Quem quiser entender por que a seleção brasileira perdeu prestígio junto aos jogadores e torcedores no futebol globalizado de hoje em dia deve ler a reportagem de capa da revista "Placar" que está nas bancas. A matéria é ótima, mas se limita, claro, aos aspectos esportivos, políticos e econômicos da questão. Há um componente simbólico que é mais difícil de abordar.
A questão que me intriga é: por que nos sentimos tão pouco identificados com esse patrimônio da nacionalidade que é a seleção brasileira de futebol? Por que a relação dos atletas e torcedores argentinos com o seu escrete parece ser tão diferente da nossa, se na economia política global do esporte a situação dos dois países é praticamente a mesma?

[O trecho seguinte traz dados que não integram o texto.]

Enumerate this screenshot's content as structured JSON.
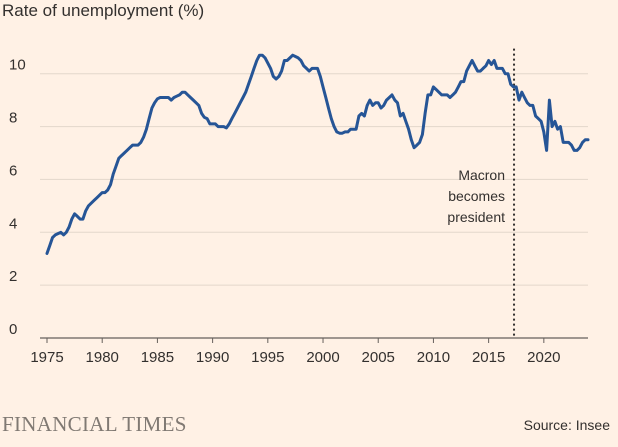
{
  "chart_data": {
    "type": "line",
    "title": "Rate of unemployment (%)",
    "xlabel": "",
    "ylabel": "",
    "xlim": [
      1975,
      2024
    ],
    "ylim": [
      0,
      11.2
    ],
    "x_ticks": [
      1975,
      1980,
      1985,
      1990,
      1995,
      2000,
      2005,
      2010,
      2015,
      2020
    ],
    "y_ticks": [
      0,
      2,
      4,
      6,
      8,
      10
    ],
    "grid": "horizontal",
    "line_color": "#265596",
    "series": [
      {
        "name": "",
        "points": [
          [
            1975.0,
            3.2
          ],
          [
            1975.25,
            3.5
          ],
          [
            1975.5,
            3.8
          ],
          [
            1975.75,
            3.9
          ],
          [
            1976.0,
            3.95
          ],
          [
            1976.25,
            4.0
          ],
          [
            1976.5,
            3.9
          ],
          [
            1976.75,
            4.0
          ],
          [
            1977.0,
            4.2
          ],
          [
            1977.25,
            4.5
          ],
          [
            1977.5,
            4.7
          ],
          [
            1977.75,
            4.6
          ],
          [
            1978.0,
            4.5
          ],
          [
            1978.25,
            4.5
          ],
          [
            1978.5,
            4.8
          ],
          [
            1978.75,
            5.0
          ],
          [
            1979.0,
            5.1
          ],
          [
            1979.25,
            5.2
          ],
          [
            1979.5,
            5.3
          ],
          [
            1979.75,
            5.4
          ],
          [
            1980.0,
            5.5
          ],
          [
            1980.25,
            5.5
          ],
          [
            1980.5,
            5.6
          ],
          [
            1980.75,
            5.8
          ],
          [
            1981.0,
            6.2
          ],
          [
            1981.25,
            6.5
          ],
          [
            1981.5,
            6.8
          ],
          [
            1981.75,
            6.9
          ],
          [
            1982.0,
            7.0
          ],
          [
            1982.25,
            7.1
          ],
          [
            1982.5,
            7.2
          ],
          [
            1982.75,
            7.3
          ],
          [
            1983.0,
            7.3
          ],
          [
            1983.25,
            7.3
          ],
          [
            1983.5,
            7.4
          ],
          [
            1983.75,
            7.6
          ],
          [
            1984.0,
            7.9
          ],
          [
            1984.25,
            8.3
          ],
          [
            1984.5,
            8.7
          ],
          [
            1984.75,
            8.9
          ],
          [
            1985.0,
            9.05
          ],
          [
            1985.25,
            9.1
          ],
          [
            1985.5,
            9.1
          ],
          [
            1985.75,
            9.1
          ],
          [
            1986.0,
            9.1
          ],
          [
            1986.25,
            9.0
          ],
          [
            1986.5,
            9.1
          ],
          [
            1986.75,
            9.15
          ],
          [
            1987.0,
            9.2
          ],
          [
            1987.25,
            9.3
          ],
          [
            1987.5,
            9.3
          ],
          [
            1987.75,
            9.2
          ],
          [
            1988.0,
            9.1
          ],
          [
            1988.25,
            9.0
          ],
          [
            1988.5,
            8.9
          ],
          [
            1988.75,
            8.8
          ],
          [
            1989.0,
            8.5
          ],
          [
            1989.25,
            8.35
          ],
          [
            1989.5,
            8.3
          ],
          [
            1989.75,
            8.1
          ],
          [
            1990.0,
            8.1
          ],
          [
            1990.25,
            8.1
          ],
          [
            1990.5,
            8.0
          ],
          [
            1990.75,
            8.0
          ],
          [
            1991.0,
            8.0
          ],
          [
            1991.25,
            7.95
          ],
          [
            1991.5,
            8.1
          ],
          [
            1991.75,
            8.3
          ],
          [
            1992.0,
            8.5
          ],
          [
            1992.25,
            8.7
          ],
          [
            1992.5,
            8.9
          ],
          [
            1992.75,
            9.1
          ],
          [
            1993.0,
            9.3
          ],
          [
            1993.25,
            9.6
          ],
          [
            1993.5,
            9.9
          ],
          [
            1993.75,
            10.2
          ],
          [
            1994.0,
            10.5
          ],
          [
            1994.25,
            10.7
          ],
          [
            1994.5,
            10.7
          ],
          [
            1994.75,
            10.6
          ],
          [
            1995.0,
            10.4
          ],
          [
            1995.25,
            10.2
          ],
          [
            1995.5,
            9.9
          ],
          [
            1995.75,
            9.8
          ],
          [
            1996.0,
            9.9
          ],
          [
            1996.25,
            10.1
          ],
          [
            1996.5,
            10.5
          ],
          [
            1996.75,
            10.5
          ],
          [
            1997.0,
            10.6
          ],
          [
            1997.25,
            10.7
          ],
          [
            1997.5,
            10.65
          ],
          [
            1997.75,
            10.6
          ],
          [
            1998.0,
            10.5
          ],
          [
            1998.25,
            10.3
          ],
          [
            1998.5,
            10.2
          ],
          [
            1998.75,
            10.1
          ],
          [
            1999.0,
            10.2
          ],
          [
            1999.25,
            10.2
          ],
          [
            1999.5,
            10.2
          ],
          [
            1999.75,
            9.9
          ],
          [
            2000.0,
            9.5
          ],
          [
            2000.25,
            9.1
          ],
          [
            2000.5,
            8.7
          ],
          [
            2000.75,
            8.3
          ],
          [
            2001.0,
            8.0
          ],
          [
            2001.25,
            7.8
          ],
          [
            2001.5,
            7.75
          ],
          [
            2001.75,
            7.75
          ],
          [
            2002.0,
            7.8
          ],
          [
            2002.25,
            7.8
          ],
          [
            2002.5,
            7.9
          ],
          [
            2002.75,
            7.9
          ],
          [
            2003.0,
            7.9
          ],
          [
            2003.25,
            8.4
          ],
          [
            2003.5,
            8.5
          ],
          [
            2003.75,
            8.4
          ],
          [
            2004.0,
            8.8
          ],
          [
            2004.25,
            9.0
          ],
          [
            2004.5,
            8.8
          ],
          [
            2004.75,
            8.9
          ],
          [
            2005.0,
            8.9
          ],
          [
            2005.25,
            8.7
          ],
          [
            2005.5,
            8.8
          ],
          [
            2005.75,
            9.0
          ],
          [
            2006.0,
            9.1
          ],
          [
            2006.25,
            9.2
          ],
          [
            2006.5,
            9.0
          ],
          [
            2006.75,
            8.9
          ],
          [
            2007.0,
            8.4
          ],
          [
            2007.25,
            8.5
          ],
          [
            2007.5,
            8.2
          ],
          [
            2007.75,
            7.9
          ],
          [
            2008.0,
            7.5
          ],
          [
            2008.25,
            7.2
          ],
          [
            2008.5,
            7.3
          ],
          [
            2008.75,
            7.4
          ],
          [
            2009.0,
            7.7
          ],
          [
            2009.25,
            8.5
          ],
          [
            2009.5,
            9.2
          ],
          [
            2009.75,
            9.2
          ],
          [
            2010.0,
            9.5
          ],
          [
            2010.25,
            9.4
          ],
          [
            2010.5,
            9.3
          ],
          [
            2010.75,
            9.2
          ],
          [
            2011.0,
            9.2
          ],
          [
            2011.25,
            9.2
          ],
          [
            2011.5,
            9.1
          ],
          [
            2011.75,
            9.2
          ],
          [
            2012.0,
            9.3
          ],
          [
            2012.25,
            9.5
          ],
          [
            2012.5,
            9.7
          ],
          [
            2012.75,
            9.7
          ],
          [
            2013.0,
            10.1
          ],
          [
            2013.25,
            10.3
          ],
          [
            2013.5,
            10.5
          ],
          [
            2013.75,
            10.3
          ],
          [
            2014.0,
            10.1
          ],
          [
            2014.25,
            10.1
          ],
          [
            2014.5,
            10.2
          ],
          [
            2014.75,
            10.3
          ],
          [
            2015.0,
            10.5
          ],
          [
            2015.25,
            10.35
          ],
          [
            2015.5,
            10.5
          ],
          [
            2015.75,
            10.2
          ],
          [
            2016.0,
            10.2
          ],
          [
            2016.25,
            10.2
          ],
          [
            2016.5,
            10.0
          ],
          [
            2016.75,
            10.0
          ],
          [
            2017.0,
            9.6
          ],
          [
            2017.25,
            9.5
          ],
          [
            2017.5,
            9.5
          ],
          [
            2017.75,
            9.0
          ],
          [
            2018.0,
            9.3
          ],
          [
            2018.25,
            9.1
          ],
          [
            2018.5,
            8.9
          ],
          [
            2018.75,
            8.8
          ],
          [
            2019.0,
            8.8
          ],
          [
            2019.25,
            8.4
          ],
          [
            2019.5,
            8.3
          ],
          [
            2019.75,
            8.2
          ],
          [
            2020.0,
            7.8
          ],
          [
            2020.25,
            7.1
          ],
          [
            2020.5,
            9.0
          ],
          [
            2020.75,
            8.0
          ],
          [
            2021.0,
            8.2
          ],
          [
            2021.25,
            7.9
          ],
          [
            2021.5,
            8.0
          ],
          [
            2021.75,
            7.4
          ],
          [
            2022.0,
            7.4
          ],
          [
            2022.25,
            7.4
          ],
          [
            2022.5,
            7.3
          ],
          [
            2022.75,
            7.1
          ],
          [
            2023.0,
            7.1
          ],
          [
            2023.25,
            7.2
          ],
          [
            2023.5,
            7.4
          ],
          [
            2023.75,
            7.5
          ],
          [
            2024.0,
            7.5
          ]
        ]
      }
    ],
    "marker": {
      "x": 2017.3,
      "style": "dotted",
      "annotation": [
        "Macron",
        "becomes",
        "president"
      ]
    }
  },
  "footer": {
    "brand": "FINANCIAL TIMES",
    "source": "Source: Insee"
  }
}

Arrisco chutes. Comparado com o argentino, o brasileiro tem noção muito mais tênue de nacionalidade, de pertencimento a uma coletividade, com tudo o que isso implica de compromisso, renúncia e entrega. Essa diferença se reflete não apenas nos contrastantes graus de participação política, de exercício substantivo da democracia, mas também no comportamento nos estádios de futebol de cada lado da fronteira.

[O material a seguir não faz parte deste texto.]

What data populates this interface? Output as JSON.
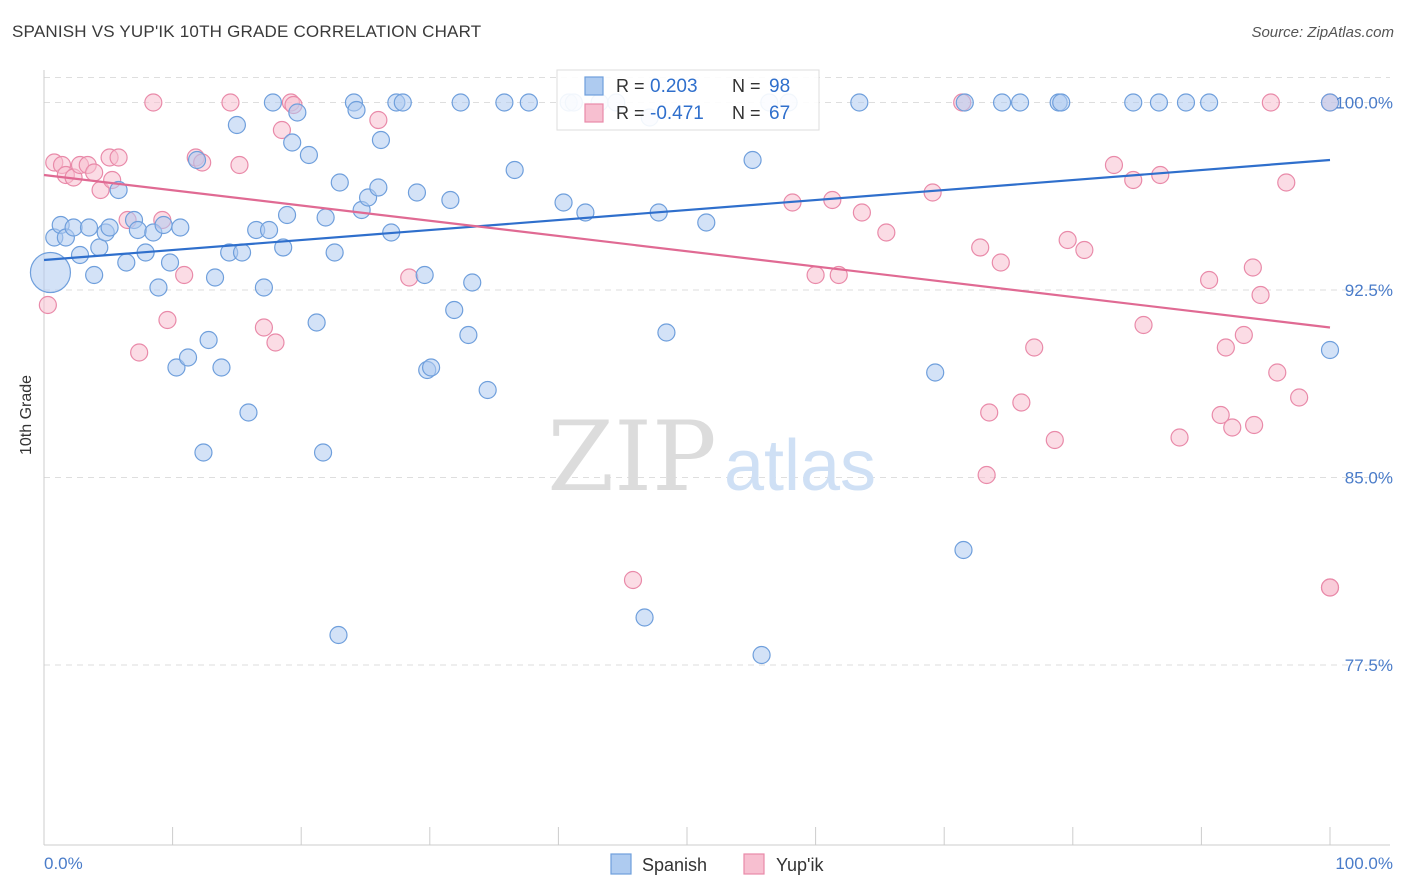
{
  "title": "SPANISH VS YUP'IK 10TH GRADE CORRELATION CHART",
  "source": "Source: ZipAtlas.com",
  "watermark": {
    "zip": "ZIP",
    "atlas": "atlas"
  },
  "colors": {
    "blue_fill": "#aecbf0",
    "blue_stroke": "#6f9fdc",
    "blue_line": "#2f6fcc",
    "pink_fill": "#f7bfd0",
    "pink_stroke": "#e98aa9",
    "pink_line": "#e06a93",
    "value_text": "#2f6fcc",
    "grid": "#dedede",
    "axis_tick_label": "#4a7cc9"
  },
  "legend_box": [
    {
      "r_label": "R =",
      "r_value": "0.203",
      "n_label": "N =",
      "n_value": "98",
      "color": "blue"
    },
    {
      "r_label": "R =",
      "r_value": "-0.471",
      "n_label": "N =",
      "n_value": "67",
      "color": "pink"
    }
  ],
  "chart_data": {
    "type": "scatter",
    "title": "SPANISH VS YUP'IK 10TH GRADE CORRELATION CHART",
    "xlabel": "",
    "ylabel": "10th Grade",
    "xlim": [
      0,
      100
    ],
    "ylim": [
      70.3,
      101.3
    ],
    "x_tick_labels": [
      "0.0%",
      "100.0%"
    ],
    "y_ticks": [
      77.5,
      85.0,
      92.5,
      100.0
    ],
    "y_tick_labels": [
      "77.5%",
      "85.0%",
      "92.5%",
      "100.0%"
    ],
    "grid": true,
    "legend_placement": "bottom-center",
    "series": [
      {
        "name": "Spanish",
        "color": "#6f9fdc",
        "trend": {
          "x": [
            0,
            100
          ],
          "y": [
            93.7,
            97.7
          ]
        },
        "points": [
          [
            0.5,
            93.2
          ],
          [
            0.8,
            94.6
          ],
          [
            1.3,
            95.1
          ],
          [
            1.7,
            94.6
          ],
          [
            2.3,
            95.0
          ],
          [
            2.8,
            93.9
          ],
          [
            3.5,
            95.0
          ],
          [
            3.9,
            93.1
          ],
          [
            4.3,
            94.2
          ],
          [
            4.8,
            94.8
          ],
          [
            5.1,
            95.0
          ],
          [
            5.8,
            96.5
          ],
          [
            6.4,
            93.6
          ],
          [
            7.0,
            95.3
          ],
          [
            7.3,
            94.9
          ],
          [
            7.9,
            94.0
          ],
          [
            8.5,
            94.8
          ],
          [
            8.9,
            92.6
          ],
          [
            9.3,
            95.1
          ],
          [
            9.8,
            93.6
          ],
          [
            10.3,
            89.4
          ],
          [
            10.6,
            95.0
          ],
          [
            11.2,
            89.8
          ],
          [
            11.9,
            97.7
          ],
          [
            12.4,
            86.0
          ],
          [
            12.8,
            90.5
          ],
          [
            13.3,
            93.0
          ],
          [
            13.8,
            89.4
          ],
          [
            14.4,
            94.0
          ],
          [
            15.0,
            99.1
          ],
          [
            15.4,
            94.0
          ],
          [
            15.9,
            87.6
          ],
          [
            16.5,
            94.9
          ],
          [
            17.1,
            92.6
          ],
          [
            17.5,
            94.9
          ],
          [
            17.8,
            100.0
          ],
          [
            18.6,
            94.2
          ],
          [
            18.9,
            95.5
          ],
          [
            19.3,
            98.4
          ],
          [
            19.7,
            99.6
          ],
          [
            20.6,
            97.9
          ],
          [
            21.2,
            91.2
          ],
          [
            21.7,
            86.0
          ],
          [
            21.9,
            95.4
          ],
          [
            22.6,
            94.0
          ],
          [
            22.9,
            78.7
          ],
          [
            23.0,
            96.8
          ],
          [
            24.1,
            100.0
          ],
          [
            24.3,
            99.7
          ],
          [
            24.7,
            95.7
          ],
          [
            25.2,
            96.2
          ],
          [
            26.0,
            96.6
          ],
          [
            26.2,
            98.5
          ],
          [
            27.0,
            94.8
          ],
          [
            27.4,
            100.0
          ],
          [
            27.9,
            100.0
          ],
          [
            29.0,
            96.4
          ],
          [
            29.6,
            93.1
          ],
          [
            29.8,
            89.3
          ],
          [
            30.1,
            89.4
          ],
          [
            31.6,
            96.1
          ],
          [
            31.9,
            91.7
          ],
          [
            32.4,
            100.0
          ],
          [
            33.0,
            90.7
          ],
          [
            33.3,
            92.8
          ],
          [
            34.5,
            88.5
          ],
          [
            35.8,
            100.0
          ],
          [
            36.6,
            97.3
          ],
          [
            37.7,
            100.0
          ],
          [
            40.4,
            96.0
          ],
          [
            40.8,
            100.0
          ],
          [
            41.2,
            100.0
          ],
          [
            42.1,
            95.6
          ],
          [
            43.2,
            100.0
          ],
          [
            44.5,
            100.0
          ],
          [
            46.7,
            79.4
          ],
          [
            47.1,
            99.4
          ],
          [
            47.8,
            95.6
          ],
          [
            48.4,
            90.8
          ],
          [
            51.5,
            95.2
          ],
          [
            55.1,
            97.7
          ],
          [
            55.8,
            77.9
          ],
          [
            56.4,
            100.0
          ],
          [
            57.9,
            100.0
          ],
          [
            63.4,
            100.0
          ],
          [
            69.3,
            89.2
          ],
          [
            71.5,
            82.1
          ],
          [
            71.6,
            100.0
          ],
          [
            74.5,
            100.0
          ],
          [
            75.9,
            100.0
          ],
          [
            78.9,
            100.0
          ],
          [
            79.1,
            100.0
          ],
          [
            84.7,
            100.0
          ],
          [
            86.7,
            100.0
          ],
          [
            88.8,
            100.0
          ],
          [
            90.6,
            100.0
          ],
          [
            100.0,
            90.1
          ],
          [
            100.0,
            100.0
          ]
        ],
        "large_point_index": 0
      },
      {
        "name": "Yup'ik",
        "color": "#e98aa9",
        "trend": {
          "x": [
            0,
            100
          ],
          "y": [
            97.1,
            91.0
          ]
        },
        "points": [
          [
            0.3,
            91.9
          ],
          [
            0.8,
            97.6
          ],
          [
            1.4,
            97.5
          ],
          [
            1.7,
            97.1
          ],
          [
            2.3,
            97.0
          ],
          [
            2.8,
            97.5
          ],
          [
            3.4,
            97.5
          ],
          [
            3.9,
            97.2
          ],
          [
            4.4,
            96.5
          ],
          [
            5.1,
            97.8
          ],
          [
            5.3,
            96.9
          ],
          [
            5.8,
            97.8
          ],
          [
            6.5,
            95.3
          ],
          [
            7.4,
            90.0
          ],
          [
            8.5,
            100.0
          ],
          [
            9.2,
            95.3
          ],
          [
            9.6,
            91.3
          ],
          [
            10.9,
            93.1
          ],
          [
            11.8,
            97.8
          ],
          [
            12.3,
            97.6
          ],
          [
            14.5,
            100.0
          ],
          [
            15.2,
            97.5
          ],
          [
            17.1,
            91.0
          ],
          [
            18.0,
            90.4
          ],
          [
            18.5,
            98.9
          ],
          [
            19.2,
            100.0
          ],
          [
            19.4,
            99.9
          ],
          [
            26.0,
            99.3
          ],
          [
            28.4,
            93.0
          ],
          [
            45.8,
            80.9
          ],
          [
            58.2,
            96.0
          ],
          [
            60.0,
            93.1
          ],
          [
            61.3,
            96.1
          ],
          [
            61.8,
            93.1
          ],
          [
            63.6,
            95.6
          ],
          [
            65.5,
            94.8
          ],
          [
            69.1,
            96.4
          ],
          [
            71.4,
            100.0
          ],
          [
            72.8,
            94.2
          ],
          [
            73.3,
            85.1
          ],
          [
            73.5,
            87.6
          ],
          [
            74.4,
            93.6
          ],
          [
            76.0,
            88.0
          ],
          [
            77.0,
            90.2
          ],
          [
            78.6,
            86.5
          ],
          [
            79.6,
            94.5
          ],
          [
            80.9,
            94.1
          ],
          [
            83.2,
            97.5
          ],
          [
            84.7,
            96.9
          ],
          [
            85.5,
            91.1
          ],
          [
            86.8,
            97.1
          ],
          [
            88.3,
            86.6
          ],
          [
            90.6,
            92.9
          ],
          [
            91.5,
            87.5
          ],
          [
            91.9,
            90.2
          ],
          [
            92.4,
            87.0
          ],
          [
            93.3,
            90.7
          ],
          [
            94.0,
            93.4
          ],
          [
            94.1,
            87.1
          ],
          [
            94.6,
            92.3
          ],
          [
            95.4,
            100.0
          ],
          [
            95.9,
            89.2
          ],
          [
            96.6,
            96.8
          ],
          [
            97.6,
            88.2
          ],
          [
            100.0,
            80.6
          ],
          [
            100.0,
            80.6
          ],
          [
            100.0,
            100.0
          ]
        ]
      }
    ]
  }
}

O torcedor argentino costuma apoiar seu clube e sua seleção nacional em qualquer circunstância. No Brasil, quando a seleção ou um clube começa a jogar mal, o torcedor não demora a vaiar, a gritar "olé" a cada passe do rival. O apoio da torcida do Grêmio ao time, após a derrota para o Boca Juniors, foi notável exceção.
Não estou dizendo que a Argentina seja melhor que o Brasil. Se fosse, não haveria mais argentinos vivendo aqui do que brasileiros vivendo lá. O fato é que o argentino é muito mais argentino do que o brasileiro é brasileiro. E me pergunto por quê.